Mówiąc o składzie, w którym ZAKSA wystąpi w nadchodzącym sezonie, Prezes podkreślił fakt, że udalo się zrealizować cel, którym było utrzymanie składu z sezonu 2015/2016. Odszedł jedynie Juryj Gladyr, ale o tym zdecydowały względy formalne, o których wielokrotnie pisaliśmy. Do zespołu powrócił natomiast Dominik Witczak, który od grudnia ubiegłego sezonu grał na wypożyczeniu w Rzeszowie.
- Trener chciał, aby Dominik wrócił do zespołu, co da mu komfort spokoju. Sezon jest długi i trudny, a dodatkowo Grzegorz przechodzi rehabilitację. Wierzymy co prawda, że do października będzie w pełni do dyspozycji szkoleniowca, ale obecnośc Dominika w długim sezonie na pewno nam pomoże.
- W sezonie transferowym ZAKSA nie musiała brać udziału w licytacji, więc można powiedzieć, że dla nas przebiegał on bardzo spokojnie. Jedyną nową twarzą "w czternastce" jest Mateusz Bieniek, ale z tym zawodnikiem "dogadani" byliśmy dużo wczesniej, zanim wypłynął na szerokie wody - zdradza Prezes ZAKSY.
Duże zmiany widać natomiast w innych zespołach. Skra się przemeblowała, Resovia, zmieniła niemal cały skład, ciekawy i niebezpiecznyn może być Espandor, zawsze mocny jest ostatnio Lubin.
- Jak mocne zespoły udało się zbudować przed rozgrywkami, pokaże boisko, a w tym sezonie grania wobec powiększonej do 16 zespołów PlusLigi będzie bardzo dużo. My mam szeroką ławkę, co daje nam nadzieję na dobrą grę, chociaż trudno się spodziewać, że wobec licznych podróży ZAKSA będzie grała tak znakomicie jak w ubiegłym sezonie, kiedy to ustanowiła swoisty rekord wygranych po 3:0 - przewiduje Prezes ZAKSY, który wskazuje raczej na obniżenie poziomu całej ligi.

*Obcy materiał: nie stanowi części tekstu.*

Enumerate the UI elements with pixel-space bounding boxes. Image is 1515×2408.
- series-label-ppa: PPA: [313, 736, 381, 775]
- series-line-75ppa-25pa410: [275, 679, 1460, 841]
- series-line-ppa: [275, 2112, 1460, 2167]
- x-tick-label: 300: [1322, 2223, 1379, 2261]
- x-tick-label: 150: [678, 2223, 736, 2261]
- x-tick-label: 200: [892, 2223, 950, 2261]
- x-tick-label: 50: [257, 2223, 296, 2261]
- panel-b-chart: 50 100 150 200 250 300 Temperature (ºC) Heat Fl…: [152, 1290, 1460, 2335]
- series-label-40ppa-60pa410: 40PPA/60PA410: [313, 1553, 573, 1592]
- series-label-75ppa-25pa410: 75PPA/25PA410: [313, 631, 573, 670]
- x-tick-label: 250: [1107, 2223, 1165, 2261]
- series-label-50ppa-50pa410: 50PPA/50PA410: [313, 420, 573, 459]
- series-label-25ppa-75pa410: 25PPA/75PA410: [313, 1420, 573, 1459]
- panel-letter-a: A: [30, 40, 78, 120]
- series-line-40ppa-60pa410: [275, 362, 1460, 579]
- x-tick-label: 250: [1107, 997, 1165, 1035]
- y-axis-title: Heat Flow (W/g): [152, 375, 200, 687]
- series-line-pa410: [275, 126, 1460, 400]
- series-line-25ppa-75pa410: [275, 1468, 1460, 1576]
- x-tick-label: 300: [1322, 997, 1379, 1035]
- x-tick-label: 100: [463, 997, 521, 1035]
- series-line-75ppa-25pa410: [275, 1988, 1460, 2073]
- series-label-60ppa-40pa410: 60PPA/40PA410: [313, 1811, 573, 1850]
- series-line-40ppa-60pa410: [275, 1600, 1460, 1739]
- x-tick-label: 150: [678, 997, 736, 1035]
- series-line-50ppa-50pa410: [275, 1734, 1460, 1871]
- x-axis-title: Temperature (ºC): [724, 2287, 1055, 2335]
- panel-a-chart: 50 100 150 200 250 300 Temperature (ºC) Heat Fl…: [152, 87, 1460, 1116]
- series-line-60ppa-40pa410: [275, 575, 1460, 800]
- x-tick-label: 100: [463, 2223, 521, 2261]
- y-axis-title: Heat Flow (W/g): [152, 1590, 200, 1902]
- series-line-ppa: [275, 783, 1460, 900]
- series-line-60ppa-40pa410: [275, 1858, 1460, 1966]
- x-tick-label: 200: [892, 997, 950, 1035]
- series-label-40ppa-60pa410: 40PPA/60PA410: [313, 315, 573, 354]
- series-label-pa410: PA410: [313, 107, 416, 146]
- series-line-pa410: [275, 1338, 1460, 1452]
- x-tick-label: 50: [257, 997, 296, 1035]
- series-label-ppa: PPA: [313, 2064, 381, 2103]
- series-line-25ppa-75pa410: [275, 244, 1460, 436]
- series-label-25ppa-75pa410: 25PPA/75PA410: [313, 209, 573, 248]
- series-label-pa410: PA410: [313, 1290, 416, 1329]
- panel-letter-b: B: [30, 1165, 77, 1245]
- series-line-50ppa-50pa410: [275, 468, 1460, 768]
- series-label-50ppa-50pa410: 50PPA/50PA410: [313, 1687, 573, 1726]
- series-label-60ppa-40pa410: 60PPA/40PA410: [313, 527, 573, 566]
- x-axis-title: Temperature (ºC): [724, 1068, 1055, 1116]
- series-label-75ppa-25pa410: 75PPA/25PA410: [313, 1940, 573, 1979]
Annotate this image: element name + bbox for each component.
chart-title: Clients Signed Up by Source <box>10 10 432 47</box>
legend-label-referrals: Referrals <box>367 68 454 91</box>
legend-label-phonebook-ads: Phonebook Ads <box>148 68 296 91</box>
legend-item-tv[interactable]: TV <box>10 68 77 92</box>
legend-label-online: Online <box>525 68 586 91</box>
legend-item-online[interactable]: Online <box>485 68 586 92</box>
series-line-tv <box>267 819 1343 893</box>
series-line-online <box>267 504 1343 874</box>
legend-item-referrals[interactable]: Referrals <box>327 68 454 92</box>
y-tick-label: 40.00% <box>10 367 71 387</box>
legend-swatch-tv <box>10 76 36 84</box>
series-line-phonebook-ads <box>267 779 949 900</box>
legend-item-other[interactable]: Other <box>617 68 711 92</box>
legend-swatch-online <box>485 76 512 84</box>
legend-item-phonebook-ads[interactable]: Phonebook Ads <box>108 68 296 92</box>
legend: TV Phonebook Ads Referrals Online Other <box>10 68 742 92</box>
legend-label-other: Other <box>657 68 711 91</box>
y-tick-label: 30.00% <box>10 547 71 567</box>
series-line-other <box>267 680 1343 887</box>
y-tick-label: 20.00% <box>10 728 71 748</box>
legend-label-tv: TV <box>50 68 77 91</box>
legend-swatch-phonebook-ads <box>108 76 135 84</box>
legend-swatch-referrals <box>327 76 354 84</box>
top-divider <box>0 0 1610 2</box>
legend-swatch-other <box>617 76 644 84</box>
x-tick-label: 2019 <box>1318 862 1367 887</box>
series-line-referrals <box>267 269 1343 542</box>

Co do reprezentantów prezes zapowiedział, że po Igrzyskach otrzymają trochę wolnego, a potem sztab szkoleniowy na bieżąco będzie korygował tok ich przygotowania. Ważne jest bowiem, aby w październiku wszyscy zawodnicy byli zdolnu do gry na najwyższum poziomie już na inaugurację.
Prezes Sebastian Świderski wyjasnił też, na czym polegało zamieszanie z nieprzyznaniem licencji ZAKSIE. Jak się okazało, klub złożył materiały licencyjne już w czerwcu, ale zabrakło na nich jednej parafki, o której nikt przez blisko dwa miesiące władz klubu nie poinformował. Sprawa wyszła na jaw dopiero podczas posiedzenia Komisja ds. Licencji PZPS-u. Dokumenty zostały uzupełnione i na kolejnym posiedzeniu licencja zostanie wydana.